COLUMBUS, Ga (WRBL)- What’s in a name change? A great deal of listening and planning upgrades to services to assist America’s veterans with disabilities in finding employment opportunities after their Armed Forces service.
“So we heard from veterans, all across the country, over the last two years that they don’t remember hearing about the Vocational Rehabilitation and Employment program, or if they did, the word ‘vocational’ didn’t resonate with them in terms of modern career opportunities and ‘rehabilitation’ had a negative connotation which meant that they might be broken or might have to be the most seriously disabled to participate in our program,” said William (Will) F. Streitberger, the director of the newly renamed Veterans Readiness and Employment Service, a benefits program of the Department of Veterans Affairs.
“So we listened to them, and we wanted to honor their service by renaming our program that focused on the veteran, their readiness, which they’re completely used to having been in the military, and employment which is the entire focus of our program. So that’s why we became Veteran Readiness and Employment– so we could empower our veterans to achieve their vocational or career goals so that they could be successful in the employment marketplace,” said Streitberger.
VR&E offers veterans who face disabilities that keep them from continuing in the career fields the military trained them for the ability to seek new, rewarding challenges that complement their abilities and skills
“We need to identify and help them re-imagine what their careers will look like after we provide them with some training or education, or other types of career-opportunity learning experiences, like the on-the-job training programs,” said Streitberger. “So once we do that, we get them into a program to start charting a program for their success.”
And Streitberger stresses the training is not all that VR&E offers.
“And at the end when they have completed all that training, we provide them with a comprehensive suite of employment services to help them prepare their resumes, dress for success, how to interview, find career opportunities, and then, actually stabilize their new employment opportunity, if necessary, with their new employer,” said Streitberger.
Streitberger explains VR&E is committed to helping match veterans with employment opportunities, should the veterans need that assistance. He says more than 72 employment coordinators work in every state across the country who are able to help match veterans with potential employment opportunities.

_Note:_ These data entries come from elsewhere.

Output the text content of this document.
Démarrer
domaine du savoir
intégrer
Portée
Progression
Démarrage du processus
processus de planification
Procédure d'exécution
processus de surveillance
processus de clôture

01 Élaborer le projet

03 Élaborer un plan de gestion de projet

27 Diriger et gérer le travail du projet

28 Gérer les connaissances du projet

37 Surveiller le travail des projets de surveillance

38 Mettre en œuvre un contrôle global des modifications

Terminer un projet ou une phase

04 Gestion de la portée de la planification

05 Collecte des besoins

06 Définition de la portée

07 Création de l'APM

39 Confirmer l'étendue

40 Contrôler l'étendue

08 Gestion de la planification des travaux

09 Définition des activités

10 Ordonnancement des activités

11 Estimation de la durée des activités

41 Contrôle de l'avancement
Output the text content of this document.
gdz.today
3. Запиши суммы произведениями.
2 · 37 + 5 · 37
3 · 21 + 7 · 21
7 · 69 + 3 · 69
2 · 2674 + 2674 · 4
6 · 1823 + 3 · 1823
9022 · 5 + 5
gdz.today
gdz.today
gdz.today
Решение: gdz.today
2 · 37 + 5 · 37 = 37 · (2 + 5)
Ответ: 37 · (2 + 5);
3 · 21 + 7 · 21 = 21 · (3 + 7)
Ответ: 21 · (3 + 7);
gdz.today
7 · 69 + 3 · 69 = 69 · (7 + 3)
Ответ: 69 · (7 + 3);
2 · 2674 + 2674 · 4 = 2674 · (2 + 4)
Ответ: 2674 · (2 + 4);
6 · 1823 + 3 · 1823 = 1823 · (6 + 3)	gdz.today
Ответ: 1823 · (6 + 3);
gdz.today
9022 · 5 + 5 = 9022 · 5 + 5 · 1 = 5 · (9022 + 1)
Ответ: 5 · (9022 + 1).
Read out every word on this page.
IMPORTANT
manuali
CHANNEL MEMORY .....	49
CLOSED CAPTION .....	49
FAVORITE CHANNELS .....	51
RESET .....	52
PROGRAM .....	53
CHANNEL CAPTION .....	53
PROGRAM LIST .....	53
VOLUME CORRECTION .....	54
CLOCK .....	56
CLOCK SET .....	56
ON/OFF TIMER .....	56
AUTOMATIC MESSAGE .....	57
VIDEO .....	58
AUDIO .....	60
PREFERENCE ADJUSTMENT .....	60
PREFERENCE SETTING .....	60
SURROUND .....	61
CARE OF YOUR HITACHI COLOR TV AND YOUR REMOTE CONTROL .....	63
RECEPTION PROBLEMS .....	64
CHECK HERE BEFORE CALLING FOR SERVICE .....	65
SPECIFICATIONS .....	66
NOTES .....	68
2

“They work directly with the veteran to help them identify employers at the national, regional, or local level to help them secure employment through our relationships that we have with our terrific employers all across the nation who are dedicated to hiring veterans. We make those connections happen and get them employed through those relationships,” Striteberger said.
Striteberger says technology implementations helped bring VR&E into the 21st century and says it’s been especially helpful during the COVID-19 pandemic.
“The one that’s been so crucial to us during the COVID pandemic has been our VA Video Connect platform which has allowed us to remain engaged, provide continuity of service to our veterans by offering tele-counseling services. We are modernizing our case management system and we’re also deploying our artificial intelligence, which we call the Electronic Virtual Assistant,” said Striteberger.
Striteberger says veterans can use their smart devices to manage appointments, transact documents and more. In short, it provides the VR&E to able to continue and to expand services while saving veterans a trip to an office to get needed help.
The one thing Striteberger wants to stress to veterans with disabilities who need help rebuilding careers after military service is that VR&E works—and that’s not just lip-service to promote the program he directs.
“I, myself, am a success story of this program. After the horrific effects of 9/11, I found myself unemployed. I came to the Veteran Readiness and Employment program, participated, got my education, started working for the VA,” said Striteberger. “Fast-forward 18 years later, I have the privilege and honor to run the very program that saved my professional life, so it works.”